The Mississippi disqualification order sits across both tracks. It is simultaneously the most sweeping judicial response to AI supervision failures in U.S. legal history and a confirmation that supervision architecture is non-negotiable at every price point. Every $117 Superlegal contract has a licensed attorney sign-off. Every Harvey M&A diligence query in a permissioned deal room has an access-controlled document trail. The Mississippi outcome — four lawyers disqualified, one trial cancelled, both sets of clients left without counsel mid-case — is what happens when AI output reaches a legal proceeding without a credible human review gate in the architecture.
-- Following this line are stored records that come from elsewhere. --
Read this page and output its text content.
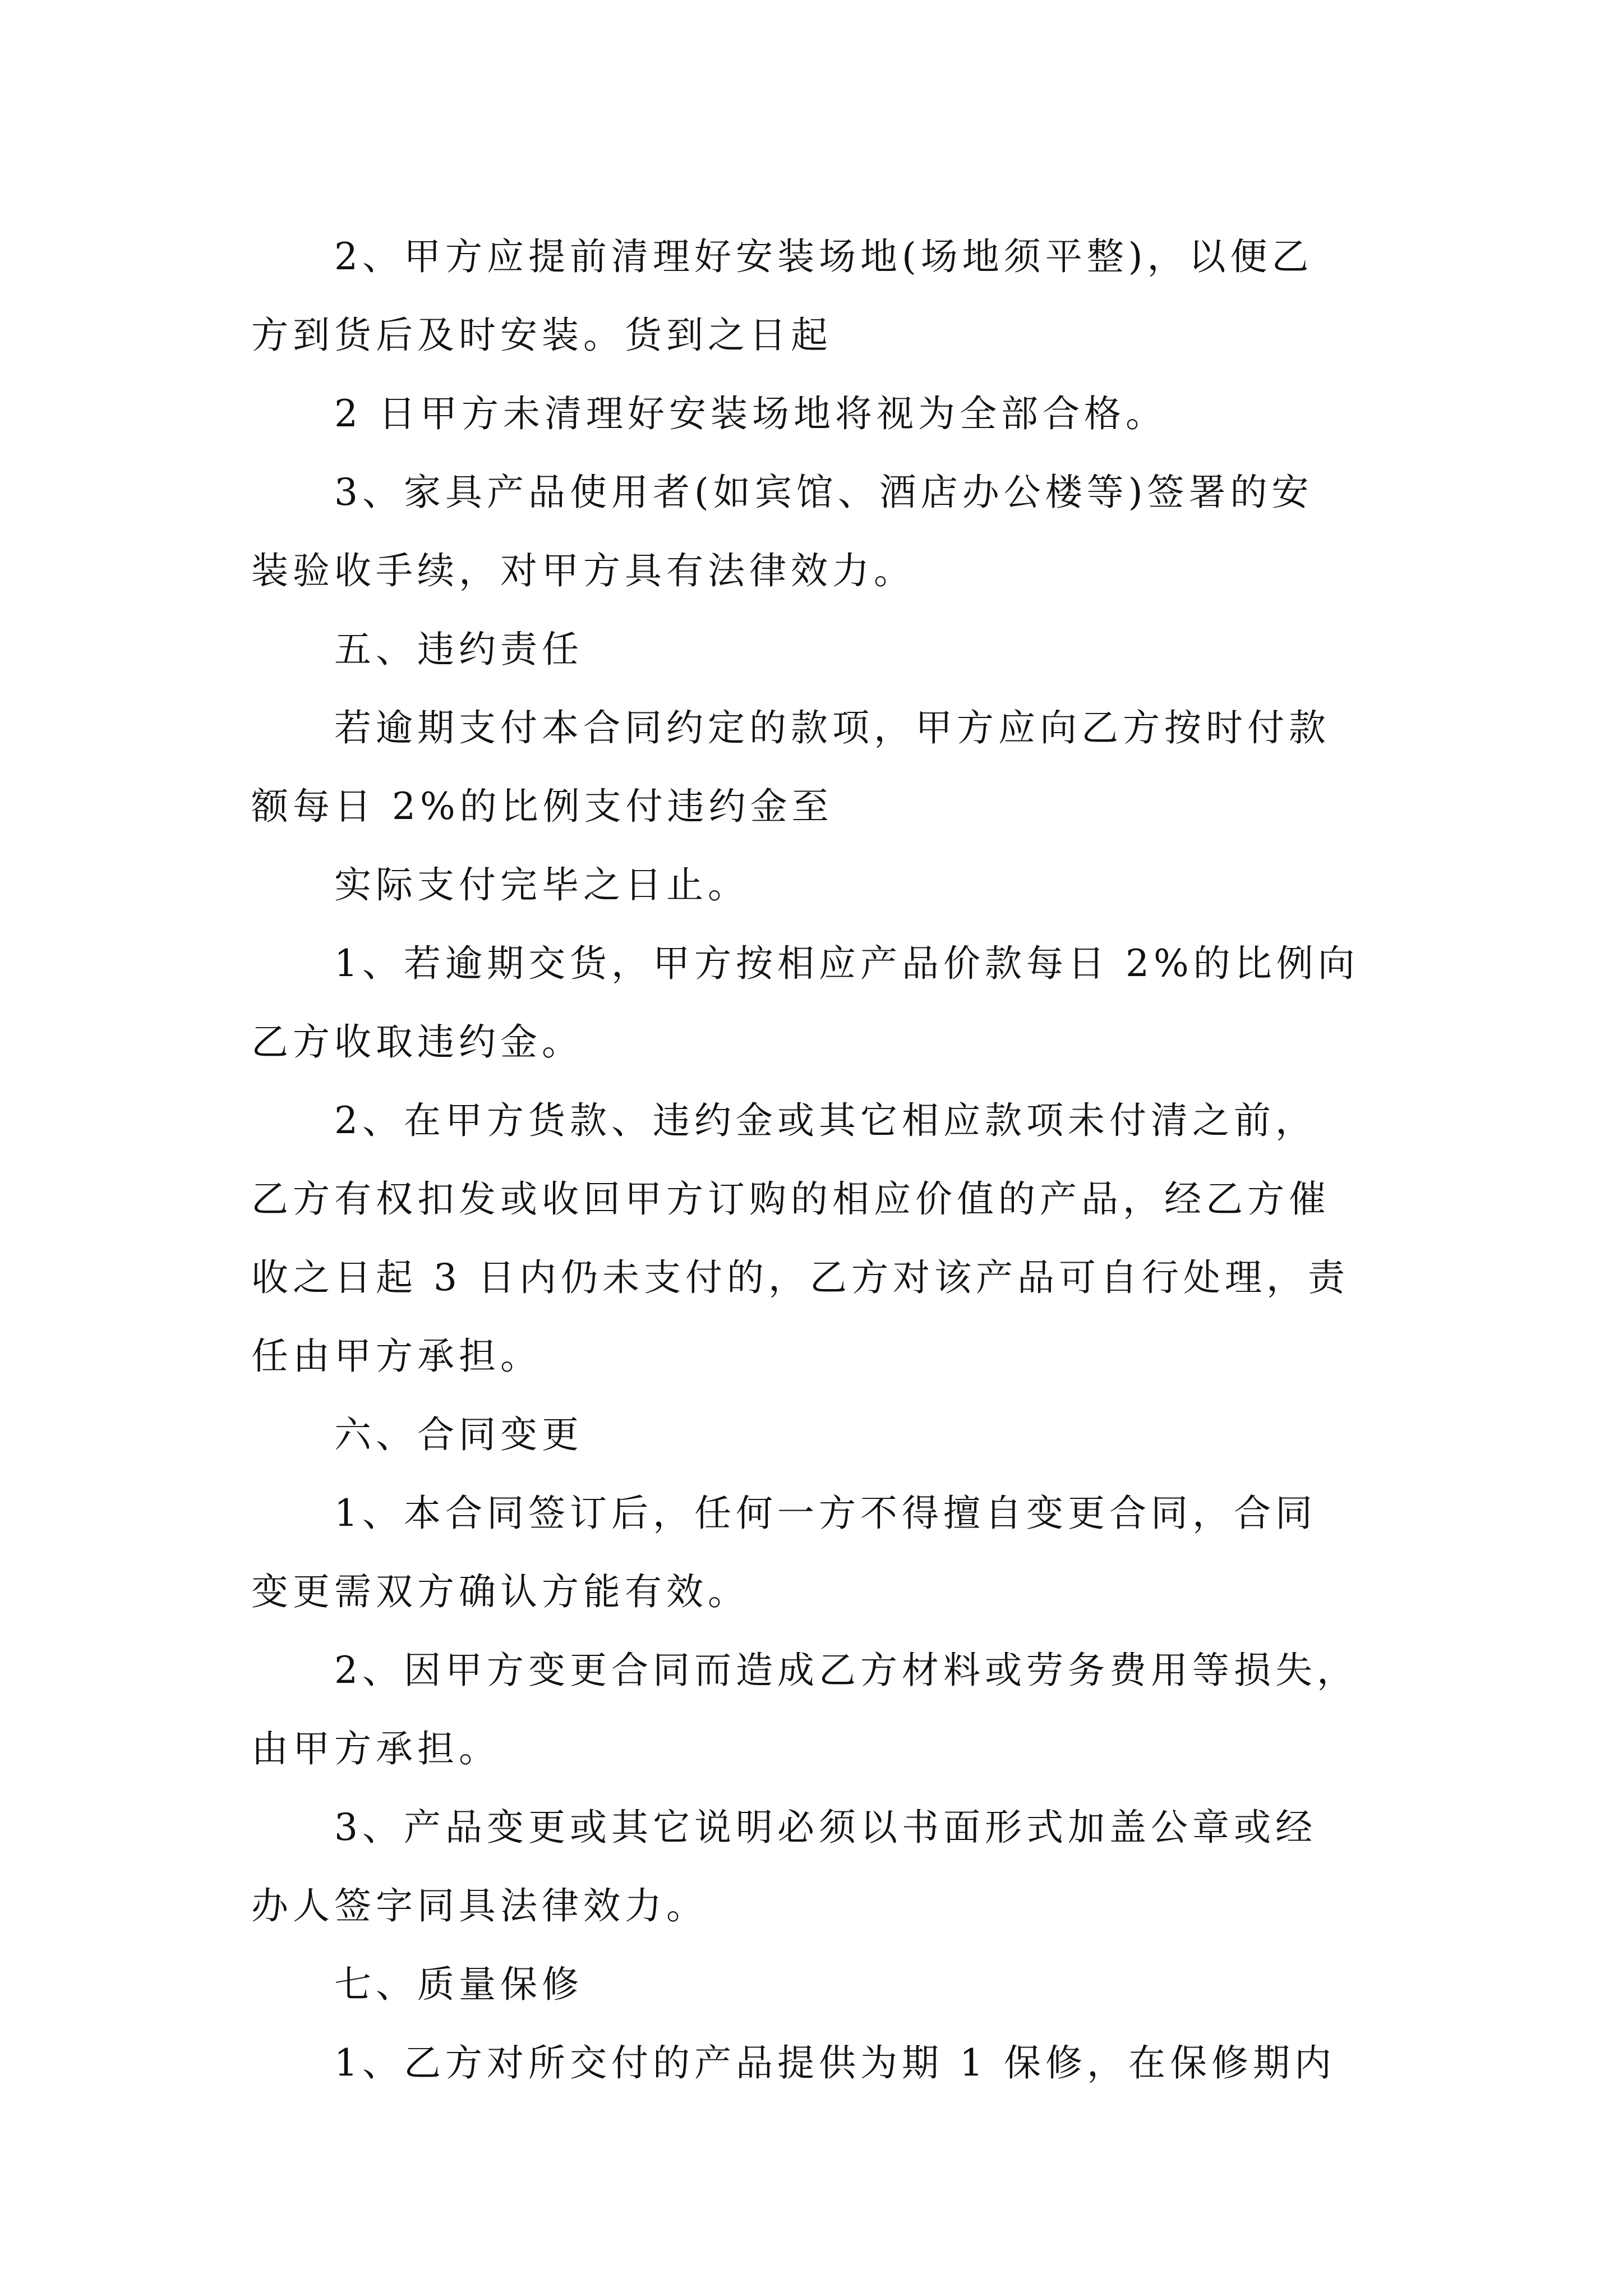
2、甲方应提前清理好安装场地(场地须平整)，以便乙

方到货后及时安装。货到之日起

2 日甲方未清理好安装场地将视为全部合格。

3、家具产品使用者(如宾馆、酒店办公楼等)签署的安

装验收手续，对甲方具有法律效力。

五、违约责任

若逾期支付本合同约定的款项，甲方应向乙方按时付款

额每日 2%的比例支付违约金至

实际支付完毕之日止。

1、若逾期交货，甲方按相应产品价款每日 2%的比例向

乙方收取违约金。

2、在甲方货款、违约金或其它相应款项未付清之前，

乙方有权扣发或收回甲方订购的相应价值的产品，经乙方催

收之日起 3 日内仍未支付的，乙方对该产品可自行处理，责

任由甲方承担。

六、合同变更

1、本合同签订后，任何一方不得擅自变更合同，合同

变更需双方确认方能有效。

2、因甲方变更合同而造成乙方材料或劳务费用等损失，

由甲方承担。

3、产品变更或其它说明必须以书面形式加盖公章或经

办人签字同具法律效力。

七、质量保修

1、乙方对所交付的产品提供为期 1 保修，在保修期内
The bifurcation playing out this week is the structural insight Flank is built on: some legal work requires expensive expertise and earns the fee it commands; the rest is inexpensive work that keeps being routed to expensive resources because the routing infrastructure didn't exist. Harvey and Legora are racing to own the expensive end, building faster tools for lawyers already billing at the rate the work warrants. Superlegal is demonstrating that the commodity end can be attorney-certified, licensed, and delivered at $117. The enterprise legal teams that do well here are the ones that have categorised their work explicitly enough to know which track each item belongs on — and who have built the supervised agent infrastructure to handle the commodity work before it ever reaches a lawyer priced for the other one. Mississippi tells you the cost of not building that infrastructure. Superlegal tells you the price of building it correctly.